Por eso tuvieron que aclarar el lado negativo, que si no cruzaban el Jordán recibirían su parte en la tierra de Canaán como todas las demás tribus. Pues de no haberlo señalado, habría lugar para errar y pensar que, al no cumplir la condición, no recibirían ni siquiera su heredad habitual. Resulta que de aquí no hay prueba de que toda condición deba ser doble y formulada en ambas direcciones.

Y como mencionamos, hay diferencia de opiniones sobre si Rabí Jananiá discrepa también respecto de los otros dos requisitos (lo afirmativo antes de lo negativo y la condición antes de la acción), y también estos dos puntos quedan en cuestión.

En cuanto a la halajá:

La halajá es como Rabí Meir, y todos estos requisitos se exigen cuando la condición se enuncia con la expresión "im" - "si hago tal y tal cosa". Pero cuando se emplea la expresión "al menat" - "con la condición de que..." - no se necesita ninguno de estos requisitos: ni condición doble, ni el orden del enunciado, ni los demás detalles, y la condición es válida en cualquier caso.

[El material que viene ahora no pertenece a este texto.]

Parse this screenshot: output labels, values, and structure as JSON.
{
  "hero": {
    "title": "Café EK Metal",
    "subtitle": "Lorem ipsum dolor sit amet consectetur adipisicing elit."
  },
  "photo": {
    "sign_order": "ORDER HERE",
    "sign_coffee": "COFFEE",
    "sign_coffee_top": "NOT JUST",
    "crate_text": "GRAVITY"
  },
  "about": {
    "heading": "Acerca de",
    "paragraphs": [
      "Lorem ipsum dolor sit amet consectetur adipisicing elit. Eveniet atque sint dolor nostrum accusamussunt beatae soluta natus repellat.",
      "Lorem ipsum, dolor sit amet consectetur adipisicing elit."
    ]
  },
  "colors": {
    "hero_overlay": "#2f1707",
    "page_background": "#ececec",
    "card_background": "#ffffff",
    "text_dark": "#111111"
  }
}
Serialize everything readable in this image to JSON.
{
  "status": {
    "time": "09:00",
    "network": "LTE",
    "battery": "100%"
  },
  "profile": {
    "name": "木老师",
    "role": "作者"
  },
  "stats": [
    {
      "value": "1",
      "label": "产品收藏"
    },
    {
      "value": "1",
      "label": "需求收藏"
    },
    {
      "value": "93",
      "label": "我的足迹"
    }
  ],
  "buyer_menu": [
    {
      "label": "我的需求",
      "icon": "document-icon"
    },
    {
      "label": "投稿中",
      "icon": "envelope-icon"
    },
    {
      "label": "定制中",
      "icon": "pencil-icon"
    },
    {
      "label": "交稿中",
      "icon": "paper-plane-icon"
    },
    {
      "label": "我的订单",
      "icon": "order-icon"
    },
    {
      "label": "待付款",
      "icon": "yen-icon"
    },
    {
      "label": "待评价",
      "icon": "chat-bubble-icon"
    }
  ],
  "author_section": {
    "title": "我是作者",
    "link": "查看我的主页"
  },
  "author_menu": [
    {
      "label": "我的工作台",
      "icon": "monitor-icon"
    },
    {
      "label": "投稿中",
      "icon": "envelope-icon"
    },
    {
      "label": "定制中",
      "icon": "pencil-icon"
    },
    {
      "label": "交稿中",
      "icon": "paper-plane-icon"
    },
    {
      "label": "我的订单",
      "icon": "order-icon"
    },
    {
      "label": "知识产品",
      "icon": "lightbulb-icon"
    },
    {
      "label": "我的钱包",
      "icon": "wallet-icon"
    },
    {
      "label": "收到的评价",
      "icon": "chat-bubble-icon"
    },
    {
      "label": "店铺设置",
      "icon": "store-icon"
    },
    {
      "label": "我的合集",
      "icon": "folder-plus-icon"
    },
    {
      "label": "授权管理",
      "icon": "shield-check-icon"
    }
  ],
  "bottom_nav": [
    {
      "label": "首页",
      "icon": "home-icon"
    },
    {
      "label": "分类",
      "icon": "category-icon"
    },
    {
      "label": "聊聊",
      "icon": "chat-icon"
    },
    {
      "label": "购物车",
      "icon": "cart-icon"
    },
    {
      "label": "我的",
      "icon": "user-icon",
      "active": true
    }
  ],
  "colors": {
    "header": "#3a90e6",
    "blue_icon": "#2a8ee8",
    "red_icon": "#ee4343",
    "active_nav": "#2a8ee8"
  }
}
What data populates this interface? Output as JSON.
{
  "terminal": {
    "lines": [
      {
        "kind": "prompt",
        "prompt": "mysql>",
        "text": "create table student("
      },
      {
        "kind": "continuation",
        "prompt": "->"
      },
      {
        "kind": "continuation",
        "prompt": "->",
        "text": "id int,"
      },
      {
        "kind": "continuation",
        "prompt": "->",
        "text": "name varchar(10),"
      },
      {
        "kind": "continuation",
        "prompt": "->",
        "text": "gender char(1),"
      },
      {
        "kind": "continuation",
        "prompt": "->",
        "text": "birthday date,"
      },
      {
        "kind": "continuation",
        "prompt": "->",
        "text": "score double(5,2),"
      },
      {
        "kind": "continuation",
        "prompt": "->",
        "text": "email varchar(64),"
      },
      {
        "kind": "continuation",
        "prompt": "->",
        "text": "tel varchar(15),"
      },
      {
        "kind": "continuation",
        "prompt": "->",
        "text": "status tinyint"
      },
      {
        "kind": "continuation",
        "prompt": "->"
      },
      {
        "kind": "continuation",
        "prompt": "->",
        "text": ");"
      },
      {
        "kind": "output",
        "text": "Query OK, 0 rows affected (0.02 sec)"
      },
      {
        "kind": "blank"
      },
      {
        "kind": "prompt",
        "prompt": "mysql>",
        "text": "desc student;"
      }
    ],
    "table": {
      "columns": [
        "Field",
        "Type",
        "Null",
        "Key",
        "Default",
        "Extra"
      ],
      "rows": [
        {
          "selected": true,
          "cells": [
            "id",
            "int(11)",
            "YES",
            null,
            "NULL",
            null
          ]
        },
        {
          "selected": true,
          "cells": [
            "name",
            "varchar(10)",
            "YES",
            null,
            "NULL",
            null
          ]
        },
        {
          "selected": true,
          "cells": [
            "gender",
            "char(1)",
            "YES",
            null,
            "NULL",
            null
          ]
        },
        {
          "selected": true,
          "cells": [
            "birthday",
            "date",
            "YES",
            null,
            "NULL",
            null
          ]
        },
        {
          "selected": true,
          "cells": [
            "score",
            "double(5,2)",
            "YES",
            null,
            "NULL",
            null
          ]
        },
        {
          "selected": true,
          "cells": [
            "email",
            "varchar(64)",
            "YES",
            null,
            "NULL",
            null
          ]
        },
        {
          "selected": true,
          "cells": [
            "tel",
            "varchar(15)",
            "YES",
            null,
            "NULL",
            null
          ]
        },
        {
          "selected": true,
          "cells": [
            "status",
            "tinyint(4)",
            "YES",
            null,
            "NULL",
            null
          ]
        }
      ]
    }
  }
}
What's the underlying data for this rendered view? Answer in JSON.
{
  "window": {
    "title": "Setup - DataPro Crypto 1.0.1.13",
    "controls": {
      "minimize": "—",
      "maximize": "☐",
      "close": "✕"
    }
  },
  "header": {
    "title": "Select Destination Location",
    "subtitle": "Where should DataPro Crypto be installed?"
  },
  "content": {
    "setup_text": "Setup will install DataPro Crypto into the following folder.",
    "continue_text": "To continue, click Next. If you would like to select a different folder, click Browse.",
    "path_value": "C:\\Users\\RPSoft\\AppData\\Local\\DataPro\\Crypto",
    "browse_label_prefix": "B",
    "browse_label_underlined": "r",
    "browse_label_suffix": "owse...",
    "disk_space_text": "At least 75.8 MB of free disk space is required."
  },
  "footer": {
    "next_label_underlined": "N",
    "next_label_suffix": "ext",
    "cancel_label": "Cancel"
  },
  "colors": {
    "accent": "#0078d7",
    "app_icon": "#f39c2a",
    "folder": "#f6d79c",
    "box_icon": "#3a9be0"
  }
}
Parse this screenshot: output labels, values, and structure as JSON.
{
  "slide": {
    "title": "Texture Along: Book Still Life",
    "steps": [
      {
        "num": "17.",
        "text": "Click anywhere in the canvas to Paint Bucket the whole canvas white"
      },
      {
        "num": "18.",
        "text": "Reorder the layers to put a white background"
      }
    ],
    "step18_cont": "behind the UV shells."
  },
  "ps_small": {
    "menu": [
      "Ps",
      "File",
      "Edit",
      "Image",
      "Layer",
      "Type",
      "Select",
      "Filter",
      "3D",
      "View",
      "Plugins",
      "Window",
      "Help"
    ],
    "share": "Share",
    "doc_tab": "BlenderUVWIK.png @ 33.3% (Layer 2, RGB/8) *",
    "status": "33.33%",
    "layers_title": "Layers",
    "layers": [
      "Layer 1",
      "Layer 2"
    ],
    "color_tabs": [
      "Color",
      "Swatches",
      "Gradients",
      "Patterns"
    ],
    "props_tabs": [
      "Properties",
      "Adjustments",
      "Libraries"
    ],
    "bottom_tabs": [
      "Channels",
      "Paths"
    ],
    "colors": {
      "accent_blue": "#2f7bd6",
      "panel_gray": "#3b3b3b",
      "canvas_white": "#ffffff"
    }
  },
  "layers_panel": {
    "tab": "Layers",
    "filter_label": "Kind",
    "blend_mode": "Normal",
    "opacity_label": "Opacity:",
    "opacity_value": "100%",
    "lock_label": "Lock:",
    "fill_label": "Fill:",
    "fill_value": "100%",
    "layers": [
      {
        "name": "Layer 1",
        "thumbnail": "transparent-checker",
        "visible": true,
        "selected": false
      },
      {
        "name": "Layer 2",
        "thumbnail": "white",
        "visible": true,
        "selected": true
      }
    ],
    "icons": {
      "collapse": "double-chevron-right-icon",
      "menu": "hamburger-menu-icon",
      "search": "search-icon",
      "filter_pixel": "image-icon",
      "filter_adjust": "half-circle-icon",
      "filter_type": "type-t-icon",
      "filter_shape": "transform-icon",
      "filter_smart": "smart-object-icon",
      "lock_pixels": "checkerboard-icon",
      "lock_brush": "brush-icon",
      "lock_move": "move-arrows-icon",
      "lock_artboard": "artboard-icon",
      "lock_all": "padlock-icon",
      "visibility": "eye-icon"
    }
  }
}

En resumen: en esta mishná aprendimos los tres requisitos que Rabí Meir derivó de la condición de los hijos de Gad y los hijos de Reuvén (condición doble, condición antes de la acción, y lo afirmativo antes de lo negativo); la opinión de Rabí Jananiá ben Gamliel, que de allí no hay prueba porque el versículo tuvo que aclarar el lado negativo por otra razón; y la halajá, que se decidió como Rabí Meir con la expresión "im", mientras que con la expresión "al menat" la condición es válida incluso sin todos estos detalles.